Fisch´s Projekte-Seite

Project start: January 2021

Last updated: May 2021

IoT double roller blind




This project is about automating off-the-shelf double roller blinds.
Double roller blinds have a curtain that is attached at the top and also is rolled up at the top. At the folding point a bar is used as a weight to keep it from bulging. The user can then pull on a drawstring to wind the blind up. Some blinds use alternating patterns of clear and opaque fabric. This makes it possible to pull up a few centimeters until two clear parts overlap which makes them more translucent.
Exchanging this mechanism for a motor seemed too easy. And off another project goes.

Sadly I didn't take any pictures after the first installation. So heres just a photo from the part I did exchange.
The motor is a DC Geared Motor TDY-12 running at 15 rpm at 12 Volts.


As you might see in this picture two windows have to be taken care of. The printed motor mount gets slotted into the bracket on the window. 15 rpm is a high enough gear ratio such that the friction is high enough to prevent the blind from undwinding on its own. I decided to put the motors on the handle side of the window, so they don't have a risk of getting squished between the window frame and the wall. This however made it neccessary to route the cable along the width of the window to the hinge. A few 3D printed cable clips made it tidy again.


However, these types of blinds have a big problem. If you roll it up or down too much the materal can rip off. This made it very important to at least sense the end points. In 2010 I tried to solve this problem by using reed switches and magnets. A small deviation in position or a loss of magnets results in the mentioned critical failure.
This time I chose light barriers. Those consist of an infrared LED and a matching phototransistor in terms of wavelength. Mounted just below the roll light can shine through the fabric and gets sensed by the forked light barrier. A black strip electrical tape markes the upper end of the blind.

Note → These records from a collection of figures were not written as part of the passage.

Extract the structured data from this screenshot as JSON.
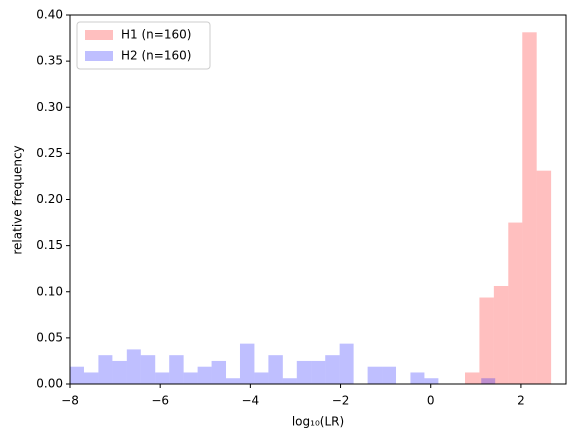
{
  "chart_data": {
    "type": "histogram",
    "xlabel": "log₁₀(LR)",
    "ylabel": "relative frequency",
    "xlim": [
      -8,
      3
    ],
    "ylim": [
      0,
      0.4
    ],
    "xticks": [
      {
        "value": -8,
        "label": "−8"
      },
      {
        "value": -6,
        "label": "−6"
      },
      {
        "value": -4,
        "label": "−4"
      },
      {
        "value": -2,
        "label": "−2"
      },
      0,
      2
    ],
    "yticks": [
      {
        "value": 0,
        "label": "0.00"
      },
      {
        "value": 0.05,
        "label": "0.05"
      },
      {
        "value": 0.1,
        "label": "0.10"
      },
      {
        "value": 0.15,
        "label": "0.15"
      },
      {
        "value": 0.2,
        "label": "0.20"
      },
      {
        "value": 0.25,
        "label": "0.25"
      },
      {
        "value": 0.3,
        "label": "0.30"
      },
      {
        "value": 0.35,
        "label": "0.35"
      },
      {
        "value": 0.4,
        "label": "0.40"
      }
    ],
    "legend": "upper left",
    "series": [
      {
        "name": "H1 (n=160)",
        "color": "#ff0000",
        "opacity": 0.25,
        "bins": [
          0.76,
          1.08,
          1.4,
          1.72,
          2.03,
          2.35,
          2.67
        ],
        "values": [
          0.0125,
          0.09375,
          0.10625,
          0.175,
          0.38125,
          0.23125
        ]
      },
      {
        "name": "H2 (n=160)",
        "color": "#0000ff",
        "opacity": 0.25,
        "bins": [
          -8,
          -7.69,
          -7.37,
          -7.06,
          -6.74,
          -6.43,
          -6.11,
          -5.8,
          -5.48,
          -5.17,
          -4.86,
          -4.54,
          -4.23,
          -3.91,
          -3.6,
          -3.28,
          -2.97,
          -2.65,
          -2.34,
          -2.02,
          -1.71,
          -1.4,
          -1.08,
          -0.77,
          -0.45,
          -0.14,
          0.17,
          0.49,
          0.8,
          1.12,
          1.43
        ],
        "values": [
          0.01875,
          0.0125,
          0.03125,
          0.025,
          0.0375,
          0.03125,
          0.0125,
          0.03125,
          0.0125,
          0.01875,
          0.025,
          0.00625,
          0.04375,
          0.0125,
          0.03125,
          0.00625,
          0.025,
          0.025,
          0.03125,
          0.04375,
          0,
          0.01875,
          0.01875,
          0,
          0.0125,
          0.00625,
          0,
          0,
          0,
          0.00625
        ]
      }
    ]
  }
}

An ESP8266 (Wemos D1 mini) is used to control both blinds and to connect to the IoT Network. The motordriver is a "Wemos D1 Motor Shield", consisting of a TB6612 and I2C capability. This double H-bridge can control both motors independently. By the use of a 10k ohm pull-up resistor at the phototransistors it was also possible to get analog measurements from the forked light barrieres (Liteon LTH-301). The fact that the fabric alternates between clear and opaque parts was quite useful. The alert reader may point out the fact that the ESP8266 has only one ADC capable input. Because a phototransistor shows high-impedance when no light is shining on it both fork barriers can be connected in parallel. Time multiplexing of the LED's through two digital outputs made it possible to measure both sensors on after the other. Every 25 ms one ADC gets read and the LED's switch states shortly after.


Interpreting the measured values took me some time. The following images show the adc values over time. Here I used a median filter over the last 10 values as a way of smoothing the signal. The avarage resulting latency of 2 * 25 ms * 10/2 = 250 ms seemed low enough.
As you may notice the measurements differ quite a lot in the center region where the opaque material is sensed. This could be because of the manufacturing tolarances of the phototransistors and LED's but also because sunlight hitting the sensor (see 3rd picture where the blind is standing still after half of the time).


The colored areas signify the upper and lower boundaries defined in the code. Each time a sensor is read it will try to classify the material in to one of the three possibilities (clear, opaque, end).
Because the movement direction of the motor is defined by the controller, it should be possible to calculate the blind position. However, for this to work a reference position has to be defined. This is where the black strip of tape comes into play.
Let's take the graph "Initialization Left" as an example, where the motor is driving the blind up. At time t=0 s until t=95 s it is not known how far the blind is unrolled. At around t=95 s the end marking is sensed. Now this position is assumed at 0 mm (up). After this every change from clear to opaque fabric can update the position, because the length of 50 mm (clear) and 74 mm (opaque) are known.
To be able to drive to in between position a digital modell is used to simulate process dynamics for the time no change of material is detected. This "digital twin" uses the estimated speed and acceleration for the motors for down and for upward motion. The speeds also depends on the current position, because the blind moves quicker if more material is still rolled up, assuming a constant rotational speed.
Furthermore error checking is made possible by the use of such a model by comparing the deviations from the estimation to the real world. If this error gets too large the blind is stopped immediately and a manual reset is needed.

The next image shows moving to the position 865 mm (the blind will move 432 mm down) starting at the top most position. The black strip (pos=0 mm) follow 27 mm until the first clear part. Seven clear (7 * 50 mm = 350 mm) and six opaque (6 * 74 mm = 444 mm) sections later only 44 mm are missing to the requested position. This distance is covered by the simulated movement, such that the blind will stop at around the correct position.


As always the housing for the motors and boxes for the electronics are missing. More pictures to come when its finished.